READ MORE: Legislative leaders kill key proposal to address Jackson water crisis

Rep. Chris Bell, D-Jackson, filed a local and private bill to allow the city of Jackson to impose the additional 1-cent sales tax.

But House Local and Private Chair Manly Barton, R-Moss Point, said he does not plan to take up any requests for local-option sales taxes, including the Lee County proposal and the city of Jackson’s 1-cent increase, and that has been a consistent House position in recent years.

Barton said that the Lee County bill will die on the House side, as the Lee County delegation is not united in support for the tax increase.

“We have been very hesitant to do general sales tax increases for other cities — in fact, we turn them down every year,” Barton said. “We had four or five requests this year. A lot of times the bills don’t even get filed. We work with them on local food-and-beverage, hotel-motel taxes, but there’s just no appetite to do general sales taxes. We’ve been pretty consistent.”

Barton added, “Part of it is the precedent.” He said that if lawmakers allow a city to add a local sales tax, “… we’d better get ready to do 20 or 30 of them for other cities next year. That has just not been the policy here, with our leadership.”

Senate Hob Bryan, D-Amory, who also represents a portion of Lee County, agreed with Barton and spoke against and voted against the local option sale tax increase for Lee County. He said every county in the state had a jail or access to a jail that had been funded without the aid of a local option sales tax and questioned why Lee, an affluent county, needed the sales tax increase when others did not.

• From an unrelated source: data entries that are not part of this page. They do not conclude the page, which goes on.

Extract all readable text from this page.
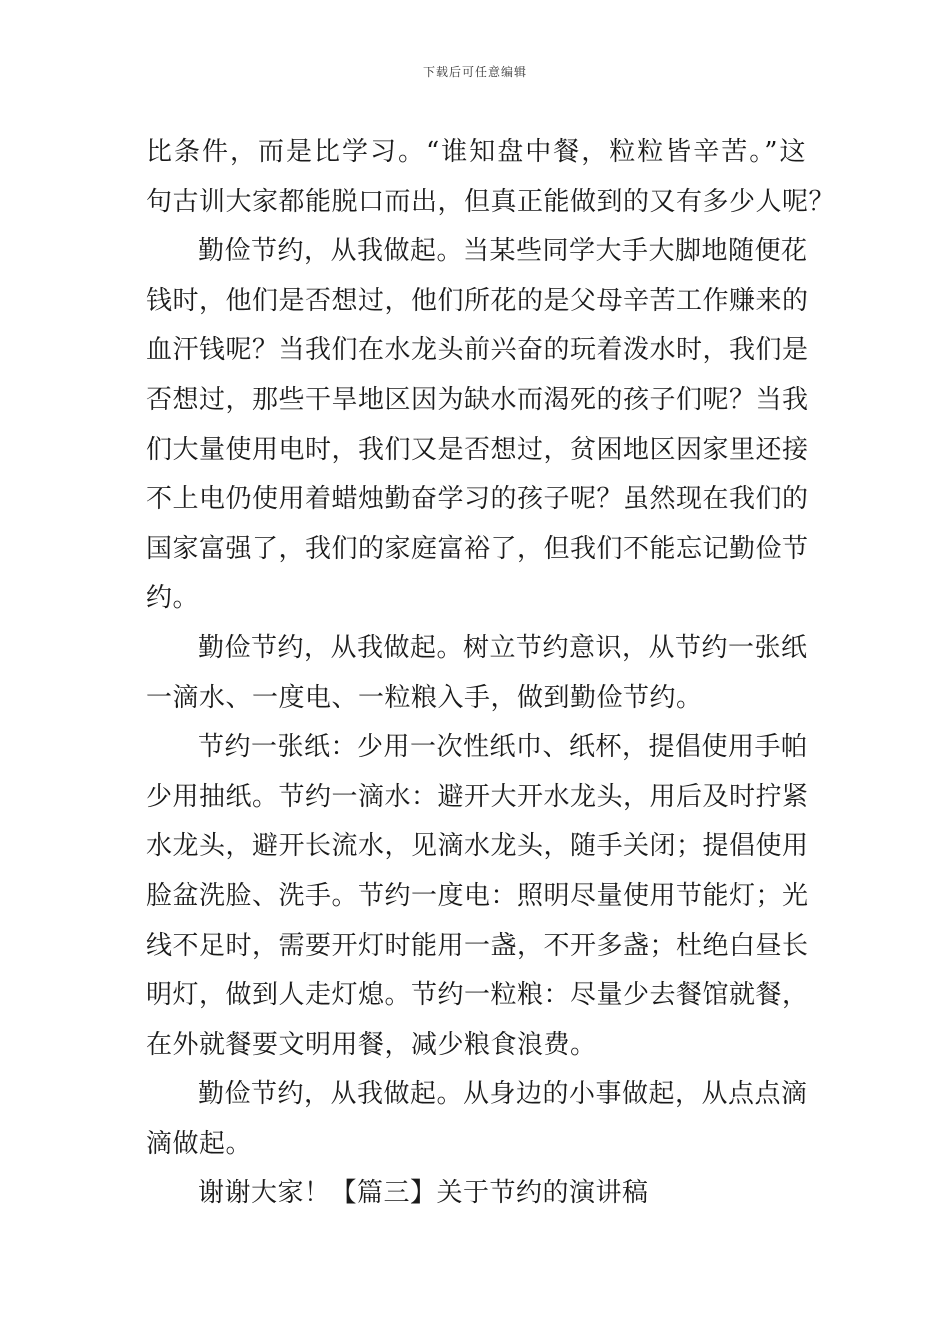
下载后可任意编辑
比条件，而是比学习。“谁知盘中餐，粒粒皆辛苦。”这
句古训大家都能脱口而出，但真正能做到的又有多少人呢？
勤俭节约，从我做起。当某些同学大手大脚地随便花
钱时，他们是否想过，他们所花的是父母辛苦工作赚来的
血汗钱呢？当我们在水龙头前兴奋的玩着泼水时，我们是
否想过，那些干旱地区因为缺水而渴死的孩子们呢？当我
们大量使用电时，我们又是否想过，贫困地区因家里还接
不上电仍使用着蜡烛勤奋学习的孩子呢？虽然现在我们的
国家富强了，我们的家庭富裕了，但我们不能忘记勤俭节
约。
勤俭节约，从我做起。树立节约意识，从节约一张纸
一滴水、一度电、一粒粮入手，做到勤俭节约。
节约一张纸：少用一次性纸巾、纸杯，提倡使用手帕
少用抽纸。节约一滴水：避开大开水龙头，用后及时拧紧
水龙头，避开长流水，见滴水龙头，随手关闭；提倡使用
脸盆洗脸、洗手。节约一度电：照明尽量使用节能灯；光
线不足时，需要开灯时能用一盏，不开多盏；杜绝白昼长
明灯，做到人走灯熄。节约一粒粮：尽量少去餐馆就餐，
在外就餐要文明用餐，减少粮食浪费。
勤俭节约，从我做起。从身边的小事做起，从点点滴
滴做起。
谢谢大家！【篇三】关于节约的演讲稿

“If we let Lee County do this, every county and every city will be up here asking for a local option sales tax,” he said.

In addition, Bryan said the sales tax is an unfair tax, forcing low wage earners to spend more of their income on basic items than more affluent people.

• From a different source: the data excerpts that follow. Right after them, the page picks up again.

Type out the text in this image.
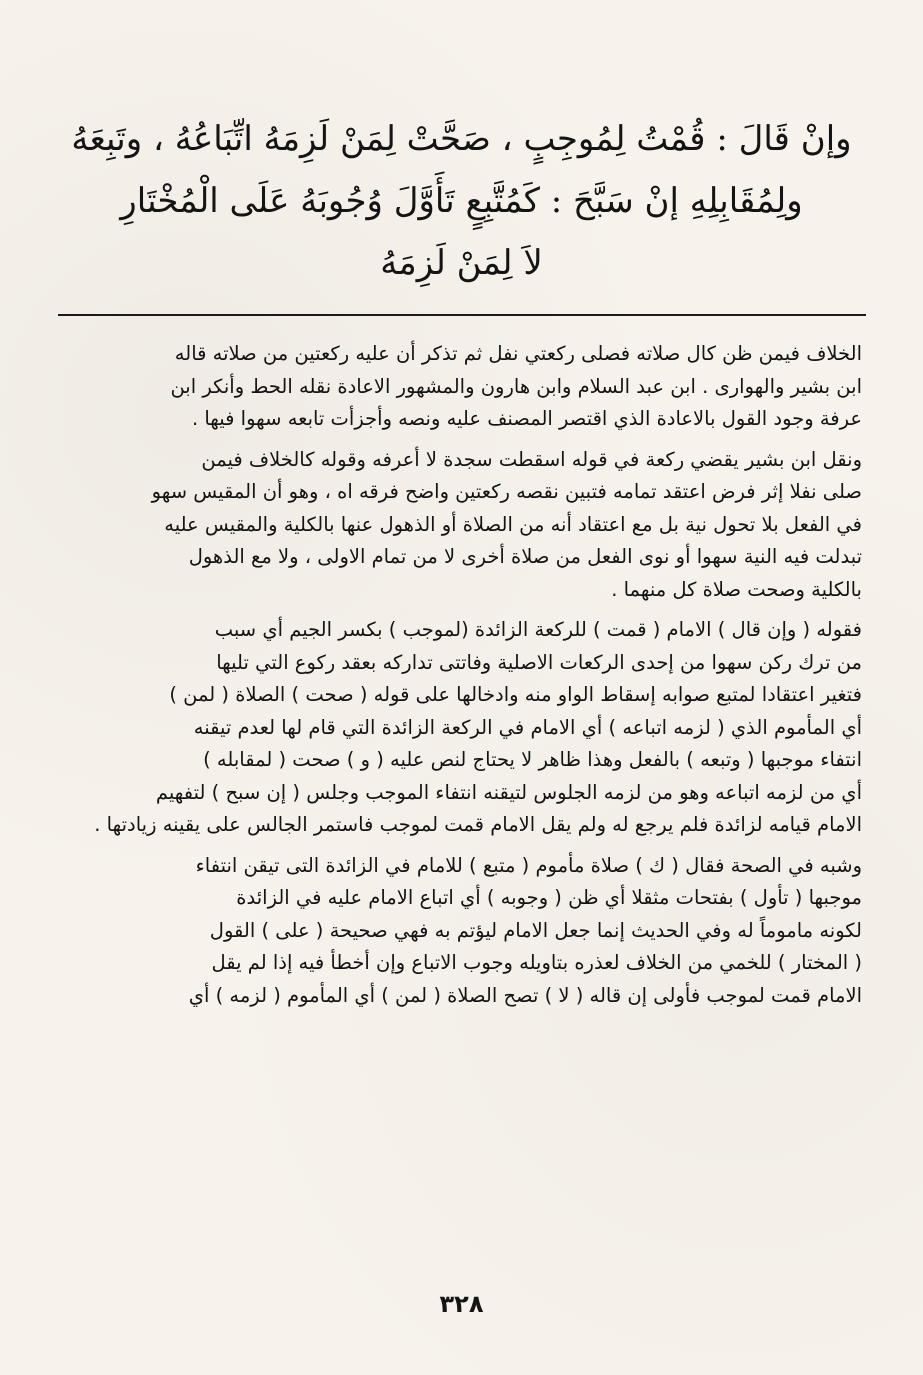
وإنْ قَالَ : قُمْتُ لِمُوجِبٍ ، صَحَّتْ لِمَنْ لَزِمَهُ اتِّبَاعُهُ ، وتَبِعَهُ
ولِمُقَابِلِهِ إنْ سَبَّحَ : كَمُتَّبِعٍ تَأَوَّلَ وُجُوبَهُ عَلَى الْمُخْتَارِ
لاَ لِمَنْ لَزِمَهُ
الخلاف فيمن ظن كال صلاته فصلى ركعتي نفل ثم تذكر أن عليه ركعتين من صلاته قاله
ابن بشير والهوارى . ابن عبد السلام وابن هارون والمشهور الاعادة نقله الحط وأنكر ابن
عرفة وجود القول بالاعادة الذي اقتصر المصنف عليه ونصه وأجزأت تابعه سهوا فيها .
ونقل ابن بشير يقضي ركعة في قوله اسقطت سجدة لا أعرفه وقوله كالخلاف فيمن
صلى نفلا إثر فرض اعتقد تمامه فتبين نقصه ركعتين واضح فرقه اه ، وهو أن المقيس سهو
في الفعل بلا تحول نية بل مع اعتقاد أنه من الصلاة أو الذهول عنها بالكلية والمقيس عليه
تبدلت فيه النية سهوا أو نوى الفعل من صلاة أخرى لا من تمام الاولى ، ولا مع الذهول
بالكلية وصحت صلاة كل منهما .
فقوله ( وإن قال ) الامام ( قمت ) للركعة الزائدة (لموجب ) بكسر الجيم أي سبب
من ترك ركن سهوا من إحدى الركعات الاصلية وفاتتى تداركه بعقد ركوع التي تليها
فتغير اعتقادا لمتبع صوابه إسقاط الواو منه وادخالها على قوله ( صحت ) الصلاة ( لمن )
أي المأموم الذي ( لزمه اتباعه ) أي الامام في الركعة الزائدة التي قام لها لعدم تيقنه
انتفاء موجبها ( وتبعه ) بالفعل وهذا ظاهر لا يحتاج لنص عليه ( و ) صحت ( لمقابله )
أي من لزمه اتباعه وهو من لزمه الجلوس لتيقنه انتفاء الموجب وجلس ( إن سبح ) لتفهيم
الامام قيامه لزائدة فلم يرجع له ولم يقل الامام قمت لموجب فاستمر الجالس على يقينه زيادتها .
وشبه في الصحة فقال ( ك ) صلاة مأموم ( متبع ) للامام في الزائدة التى تيقن انتفاء
موجبها ( تأول ) بفتحات مثقلا أي ظن ( وجوبه ) أي اتباع الامام عليه في الزائدة
لكونه ماموماً له وفي الحديث إنما جعل الامام ليؤتم به فهي صحيحة ( على ) القول
( المختار ) للخمي من الخلاف لعذره بتاويله وجوب الاتباع وإن أخطأ فيه إذا لم يقل
الامام قمت لموجب فأولى إن قاله ( لا ) تصح الصلاة ( لمن ) أي المأموم ( لزمه ) أي
٣٢٨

He said the county would be asking the low wage earners to pay a larger percentage of their income to finance the jail if the jail was built with sales tax revenue.

McMahan countered that the sales tax is the state’s fairest taxing method.

While the House has a bill to allow Jackson to impose the additional sales tax, no similar legislation has been filed in the Senate. And no senator representing Jackson has endorsed such a proposal.

The bill allowing Lee County the local option sales tax, which needed a three-fifths majority, passed by one vote. And 14 of the senators in the 52-member chamber did not vote or voted present.

None of the five state senators representing the city of Jackson supported their city’s proposed sales tax increase — the chief reason the Senate never considered it.

Four of them met privately with Lt. Gov. Delbert Hosemann on March 12, and none of those senators — Democratic Sens. Sollie Norwood, Hillman Frazier, John Horhn and David Blount — told the lieutenant governor they supported the sales tax increase, according to several of the meeting’s attendees. Sen. Walter Michel, R-Ridgeland, could not attend the meeting but was said to oppose the sales tax increase.

During Wednesday’s final vote on the Lee County sales tax increase, Norwood and Michel voted yes; Frazier voted present; Blount voted no; and Horhn did not vote.